Seeing the Day Through a Data Lens
A Day of Learning, an AI share, and a quiet realization
I’m privileged enough to work in an organization that has a monthly Day of Learning. The goal is to follow a topic you want to learn about, something you can’t always pursue in the normal course of your work. People hold knowledge‑sharing sessions around things they think others will find interesting. There are many ways to learn.
Unfortunately, I haven’t taken advantage of this day in a long time. I always felt too busy. I’d end up scheduled in meetings or something important would come up, and then the day would be gone.
This week changed that, kind of.
Day of Learning was on Thursday. When I planned my day the night before, I had a short list of things I wanted to continue digging into. I built my plan around chasing those threads, not around learning new tech. Thursday morning came and I told myself I was going to reorganize my day to explore two new bits of tech I was curious about. And then at 8:30, I had a meeting.

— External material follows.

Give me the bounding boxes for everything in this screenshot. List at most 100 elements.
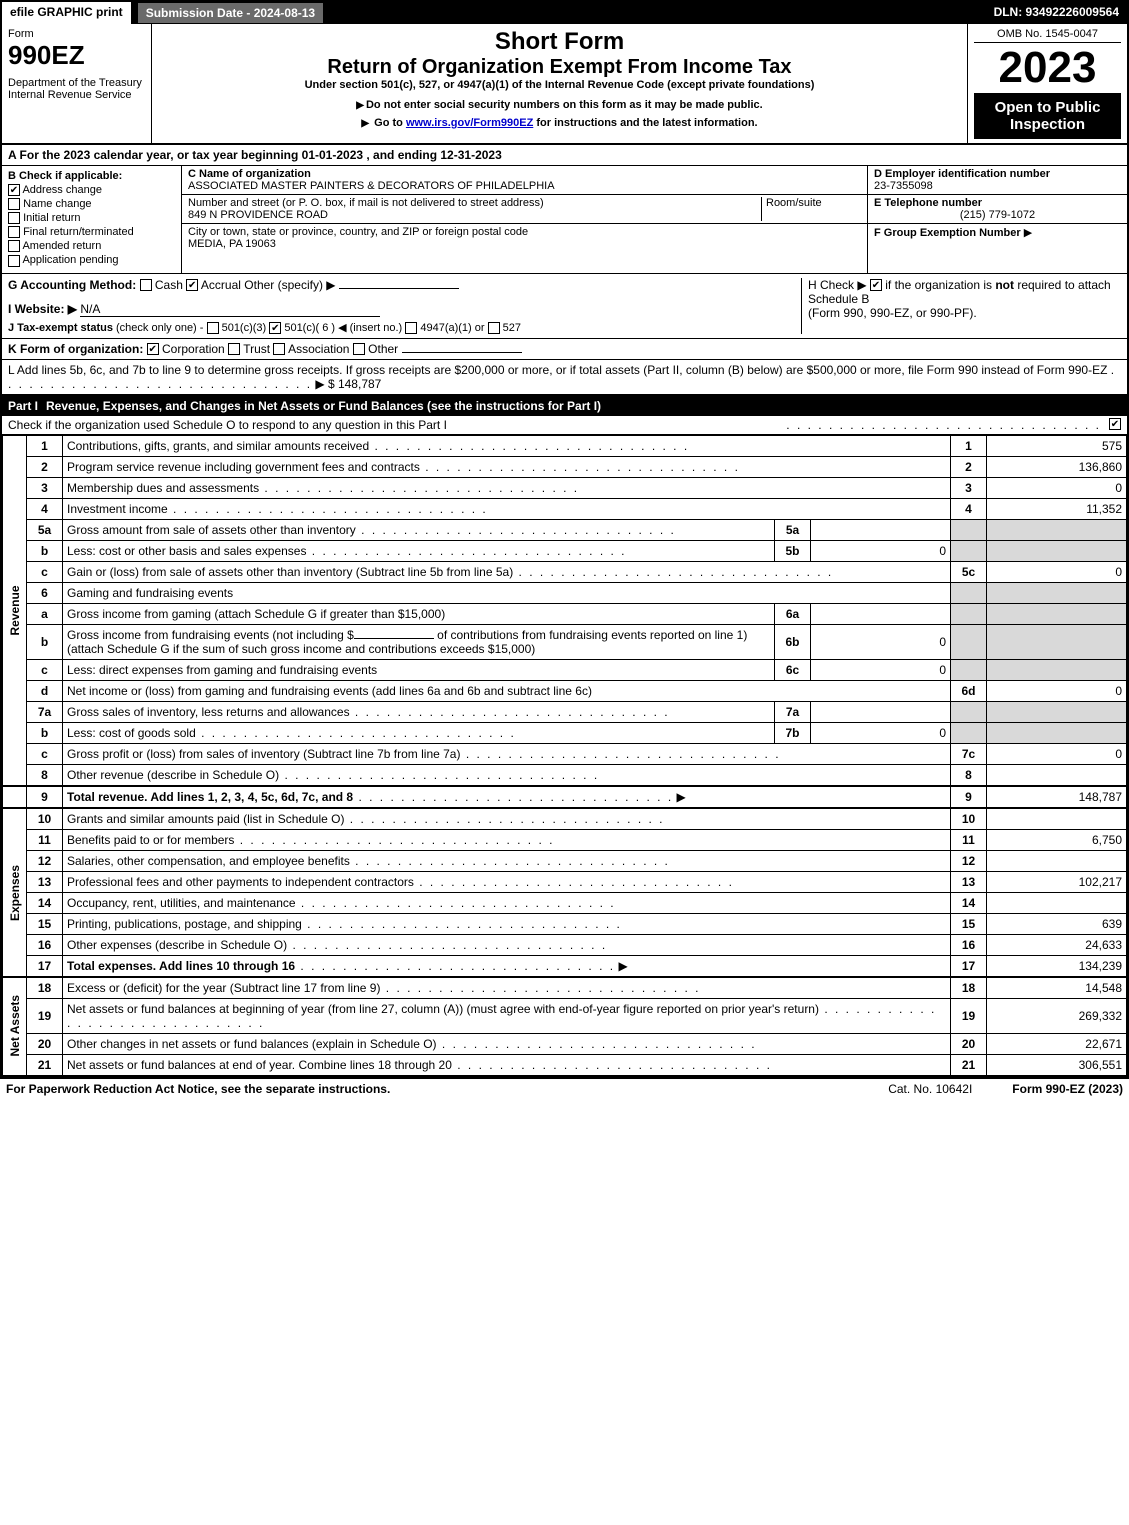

The day went back and forth like that. By the end of it, I hadn’t looked at either of the new tech on my list. But I had learned a lot. I spent time in a new‑to‑me codebase and answered questions from the day before. It was better than how I usually use the day.
We also had a team AI sharing. We have a Teams channel where people post things they find interesting. I love that channel. It gives me so many things to explore. For Day of Learning, my new boss asked everyone to share something they had learned. It could be an article, a tip, anything.
As the person with the shortest amount of time using AI, I was dreading it. I sat there hoping time would run out before it got to me. S shared an amazing idea around testing and a suite he built. D shared impressive work tied to the plugin he’s been building. K shared a couple of great tips. K does this every day. He’ll say, “Want to see this?” while sitting next to me, and it’s always worth saying yes.
We got to the last two people and there were still a few minutes left. I couldn’t get out of it. I shared a couple of things I’d been playing with. It turned out not everyone was using the tools I rely on for my data work. I also talked about how I’d had Wiggins help me craft a prompt for Quinn, after teaching Quinn the new codebase, to create some data tracing and a data dictionary for me.
Later that night, I realized I should record a simple video about the data tool I shared. There may be someone else out there who doesn’t know about it, and they might find it valuable.
This brought me back to a question I wrote about in a previous Substack. When do you become an expert? When is it okay to share your learnings?
On Friday, I was reading OpenAI’s December report on the state of enterprise AI adoption. It talked about feature usage. Among monthly active users, about 19 percent have never used data analysis, around 14 percent have never used reasoning, and roughly 12 percent have never used search.
These are tools I use every day. I work across agents, with one agent helping me do work for another as I move between analysis and writing. My Anitta agent is still a work in progress, but I’m not giving up. I can see how we get there.
That was the reminder I needed. I see things through a data lens. Most of what I do flows through it. That’s not a lens everyone shares, and it’s definitely not one everyone is obsessed with the way I am. I’m not sure I could look at things without it.
So maybe during my Day of Learning, I learned to accept that difference. That it’s okay, and that it gives me something specific to share. I should stop comparing what I know with what the other amazing engineers I work with know.
Oh, and the two tech items I wanted to learn about? I managed to get one of them installed today. I’m exploring it now, after going down another data rabbit hole.